第7話 初戦

 詠唱の直後、テールの全身に大小様々な光の粒が纏わり付く。

 まるで、宇宙空間を彩る綺羅星のように。

 墜星の使徒カーススの特殊魔法の一つ、防御の要『星々の守護』。

 展開中は他にはカーススの特殊魔法しか使えなくなる代わりに、末裔八血の攻撃をもってしても容易には破壊できない鉄壁を誇る。

 テールを取り巻く星々は、青色の球体を金色の光が包み込んでいる様相であった。


「ッ!? 何だ、この強大な魔力は……」


 青年の顔に警戒の色が走る。


「お前、どこの家の者だ?」


 末裔八血が身構えるほどに、今の自分の魔力は強いらしい。

 まずはスタートラインに立てた。

 その事実に安堵の笑みを浮かべつつ、テールは青年の問いに答える。


「どこの家でもないです。俺はただの部外者ですよ、スリート・パニエさん」

「バカ言え。その強大な魔力に、俺を知っていてこのタイミングで接触してきた事……どう考えても部外者なはずがないだろうが」


 ラネージュの十歳離れた実兄にして、第四回生贄会議の生還者——スリート・パニエの睨みを効かせた視線が突き刺さる。


「ガーシュ、ルリジューズ、フィアドーネではないな。シトロネットか?」


 ジュスティス・ガーシュ。

 ロジエ・ルリジューズ。

 アルメ・フィアドーネ。

 その三名とパニエ兄妹は、先ほど戦ったばかりである。

 もしもその三家と繋がりがあるならば、そもそもジュスティスたちが死に瀕したときに介入してくるはず——というのが、スリートの推理だろう。

 そこまでは確かに正解だが、その先は間違っている。


「いいえ、シトロネット家も関係ありません。
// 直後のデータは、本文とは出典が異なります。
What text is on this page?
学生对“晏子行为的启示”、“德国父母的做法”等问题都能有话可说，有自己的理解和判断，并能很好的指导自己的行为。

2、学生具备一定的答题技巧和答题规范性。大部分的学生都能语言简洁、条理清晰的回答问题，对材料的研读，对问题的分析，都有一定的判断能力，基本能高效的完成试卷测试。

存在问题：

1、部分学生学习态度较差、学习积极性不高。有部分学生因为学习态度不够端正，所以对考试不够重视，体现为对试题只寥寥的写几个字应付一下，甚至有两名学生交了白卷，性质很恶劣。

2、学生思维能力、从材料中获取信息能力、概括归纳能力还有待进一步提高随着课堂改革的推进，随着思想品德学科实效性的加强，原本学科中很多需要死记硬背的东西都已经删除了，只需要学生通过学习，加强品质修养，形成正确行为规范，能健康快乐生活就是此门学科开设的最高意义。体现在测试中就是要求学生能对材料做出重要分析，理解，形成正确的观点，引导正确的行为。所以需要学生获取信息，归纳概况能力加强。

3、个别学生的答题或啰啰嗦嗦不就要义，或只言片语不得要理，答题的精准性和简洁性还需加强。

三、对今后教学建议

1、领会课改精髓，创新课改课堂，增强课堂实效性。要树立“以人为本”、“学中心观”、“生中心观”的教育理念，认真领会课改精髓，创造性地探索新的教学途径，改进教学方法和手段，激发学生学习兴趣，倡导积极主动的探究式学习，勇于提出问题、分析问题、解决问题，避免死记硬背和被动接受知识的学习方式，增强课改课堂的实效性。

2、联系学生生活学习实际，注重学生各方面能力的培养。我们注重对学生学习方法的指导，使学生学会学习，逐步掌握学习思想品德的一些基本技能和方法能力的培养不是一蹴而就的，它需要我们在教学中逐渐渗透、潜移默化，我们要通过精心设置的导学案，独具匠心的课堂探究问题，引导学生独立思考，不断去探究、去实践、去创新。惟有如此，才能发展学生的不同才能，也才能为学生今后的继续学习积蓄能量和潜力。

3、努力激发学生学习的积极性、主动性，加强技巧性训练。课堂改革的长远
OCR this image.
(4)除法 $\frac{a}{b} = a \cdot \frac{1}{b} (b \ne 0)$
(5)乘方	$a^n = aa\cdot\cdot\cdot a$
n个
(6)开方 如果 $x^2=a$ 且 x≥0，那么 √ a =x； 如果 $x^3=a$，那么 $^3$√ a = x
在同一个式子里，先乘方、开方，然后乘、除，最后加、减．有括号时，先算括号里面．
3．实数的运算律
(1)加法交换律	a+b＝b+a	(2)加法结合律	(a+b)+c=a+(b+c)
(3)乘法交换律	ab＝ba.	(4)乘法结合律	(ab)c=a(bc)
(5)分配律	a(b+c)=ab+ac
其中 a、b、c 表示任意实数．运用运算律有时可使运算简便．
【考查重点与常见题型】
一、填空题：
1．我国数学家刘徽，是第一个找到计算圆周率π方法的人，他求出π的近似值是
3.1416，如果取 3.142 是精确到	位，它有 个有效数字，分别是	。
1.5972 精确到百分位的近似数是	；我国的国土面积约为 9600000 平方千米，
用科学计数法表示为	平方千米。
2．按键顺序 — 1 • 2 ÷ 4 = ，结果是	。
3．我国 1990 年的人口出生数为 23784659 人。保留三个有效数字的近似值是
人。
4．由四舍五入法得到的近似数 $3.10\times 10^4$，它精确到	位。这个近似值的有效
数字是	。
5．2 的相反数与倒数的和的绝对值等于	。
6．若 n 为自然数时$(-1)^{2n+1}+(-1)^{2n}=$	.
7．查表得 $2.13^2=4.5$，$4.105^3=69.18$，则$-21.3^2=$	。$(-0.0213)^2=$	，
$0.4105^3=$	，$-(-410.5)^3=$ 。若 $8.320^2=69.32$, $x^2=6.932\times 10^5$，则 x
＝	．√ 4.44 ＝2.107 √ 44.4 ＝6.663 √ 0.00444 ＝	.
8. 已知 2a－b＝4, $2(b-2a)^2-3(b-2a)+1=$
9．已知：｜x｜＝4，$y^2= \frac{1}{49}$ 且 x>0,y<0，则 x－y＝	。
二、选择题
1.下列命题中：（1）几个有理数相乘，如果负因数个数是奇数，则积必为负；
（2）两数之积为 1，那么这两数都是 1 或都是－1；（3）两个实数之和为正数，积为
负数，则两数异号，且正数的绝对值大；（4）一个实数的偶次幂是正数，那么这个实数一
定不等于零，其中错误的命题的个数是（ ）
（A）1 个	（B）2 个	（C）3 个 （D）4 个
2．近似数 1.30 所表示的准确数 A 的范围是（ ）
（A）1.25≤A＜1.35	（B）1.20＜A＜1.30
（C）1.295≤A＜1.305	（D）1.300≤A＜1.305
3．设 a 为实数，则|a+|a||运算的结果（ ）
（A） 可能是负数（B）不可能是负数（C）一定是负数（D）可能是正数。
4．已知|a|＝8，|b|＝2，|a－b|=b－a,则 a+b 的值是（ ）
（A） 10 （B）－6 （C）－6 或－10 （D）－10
俺は本当に部外者ですから」


 シトロネット家は原作『ディケワ』における悪役である。

 他家の滅亡をはかり、生贄会議の裏で暗躍する一族。

 恐らくはテールにとって、ラスボス陣営を除き、シナリオを改変する上での最大の障害となり得る人々。

 だが、現時点では本当に関わりはない。


「答える気はないようだな。まあ、別に構わないが」


 スリートが落ち着きを取り戻した様子で口元を曲げる。

 テールの発言を一切信じていない様子で、彼はそのまま右手の人差し指を向けてきた。


「ラネージュ、あいつを殺せ」




 ——ギイイイィィン!




 硬い、金属がぶつかり合うような高音が響いた。

 その音が耳を通り抜けて消えていった後、テールはスリートに向けていた視線を自身の右斜め前に動かした。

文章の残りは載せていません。